The text from Claire Andrade-Watkins over Lusophone cinema (1995) is the first systematic attempt over the subject.

Guido Convents is the author of Os Moçambicanos Perante o Cinema e o Audiovisual. Uma história político-cultural do Moçambique colonial até à República de Moçambique (1896-2010). An historian and independent anthropologist, Guido Convents (b. 1956) is a well-known specialist in non-western cinema. In this work Guido Convents analyses the seventh art itineraries in Mozambique, since its first expressions during the colonial regime up until the most recent works. Dealing with wide ages and characters, the book is more than just a succession of events – it is a broad and well documented account over the psychosocial processes as well as power relations before and after the Independence, in 1975. Just as in his early publications, Guido Convents suggests an approach over the several actors of Mozambican audio-visuals, in the country as well as in the diaspora: the government, the public, directors and the commercial aspect. A study is presented to us about the relations between Mozambicans, namely colonized Africans, with animated images and confrontations with reality. That search explains, without a shadow of doubt, the importance of documentary film in Mozambique and the success of the International Festival of Documentary Film, Dockanema, in Maputo.
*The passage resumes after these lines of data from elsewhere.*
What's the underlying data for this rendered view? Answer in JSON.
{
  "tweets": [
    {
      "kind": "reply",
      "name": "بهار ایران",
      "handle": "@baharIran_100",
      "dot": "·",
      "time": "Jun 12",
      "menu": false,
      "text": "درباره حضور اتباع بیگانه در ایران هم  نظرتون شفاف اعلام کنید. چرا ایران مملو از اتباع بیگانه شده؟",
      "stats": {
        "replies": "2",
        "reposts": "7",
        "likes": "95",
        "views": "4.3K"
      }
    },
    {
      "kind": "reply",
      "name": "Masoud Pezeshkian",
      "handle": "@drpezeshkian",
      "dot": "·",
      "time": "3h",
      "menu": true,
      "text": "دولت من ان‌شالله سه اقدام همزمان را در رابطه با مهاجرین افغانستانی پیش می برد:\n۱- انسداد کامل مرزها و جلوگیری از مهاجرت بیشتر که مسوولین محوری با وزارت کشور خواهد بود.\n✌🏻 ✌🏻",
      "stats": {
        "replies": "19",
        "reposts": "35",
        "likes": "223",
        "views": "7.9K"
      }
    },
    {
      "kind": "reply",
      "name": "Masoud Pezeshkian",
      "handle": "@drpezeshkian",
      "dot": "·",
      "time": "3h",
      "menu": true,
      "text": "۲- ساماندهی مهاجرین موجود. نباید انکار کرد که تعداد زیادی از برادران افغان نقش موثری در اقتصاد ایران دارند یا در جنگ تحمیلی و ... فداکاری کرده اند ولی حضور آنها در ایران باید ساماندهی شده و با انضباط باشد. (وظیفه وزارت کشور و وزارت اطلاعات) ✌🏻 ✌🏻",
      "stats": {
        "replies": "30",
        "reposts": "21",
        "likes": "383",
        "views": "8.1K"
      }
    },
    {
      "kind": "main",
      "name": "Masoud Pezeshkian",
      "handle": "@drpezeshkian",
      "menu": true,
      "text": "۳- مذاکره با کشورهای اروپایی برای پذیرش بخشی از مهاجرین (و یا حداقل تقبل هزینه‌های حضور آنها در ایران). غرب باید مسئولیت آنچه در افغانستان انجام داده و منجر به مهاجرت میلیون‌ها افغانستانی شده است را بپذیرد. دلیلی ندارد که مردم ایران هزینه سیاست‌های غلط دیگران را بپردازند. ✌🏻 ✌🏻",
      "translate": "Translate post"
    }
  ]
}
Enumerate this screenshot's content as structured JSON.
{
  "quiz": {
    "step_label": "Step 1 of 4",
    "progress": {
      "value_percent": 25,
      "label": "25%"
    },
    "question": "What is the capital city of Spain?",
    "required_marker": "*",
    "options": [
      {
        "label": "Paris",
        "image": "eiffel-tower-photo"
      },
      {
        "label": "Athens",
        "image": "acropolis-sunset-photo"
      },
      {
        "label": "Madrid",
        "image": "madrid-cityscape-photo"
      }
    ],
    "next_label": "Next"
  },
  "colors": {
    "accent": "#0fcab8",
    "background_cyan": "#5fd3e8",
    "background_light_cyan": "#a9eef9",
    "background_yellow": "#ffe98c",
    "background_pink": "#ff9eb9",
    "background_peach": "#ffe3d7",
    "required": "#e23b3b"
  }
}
Mozambique History Net is a webpage integrating a wider archival project over the recent past of Mozambique. It includes a critical historical summary of the history of cinema in Mozambique after the Independence.

Specters of Freedom: Cinema and Decolonialisation establishes links between the Arsenal film archive and two archives in Mozambique and Guinea-Bissau which relate an important chapter in the story of anti-colonial African cinema. Over a total of five evenings, films of different origins, visual fragments and soundtracks create a resonance chamber which serves to bring up for discussion both the role of cinema in the decolonialisation processes of the 1970s and the politics of film archives.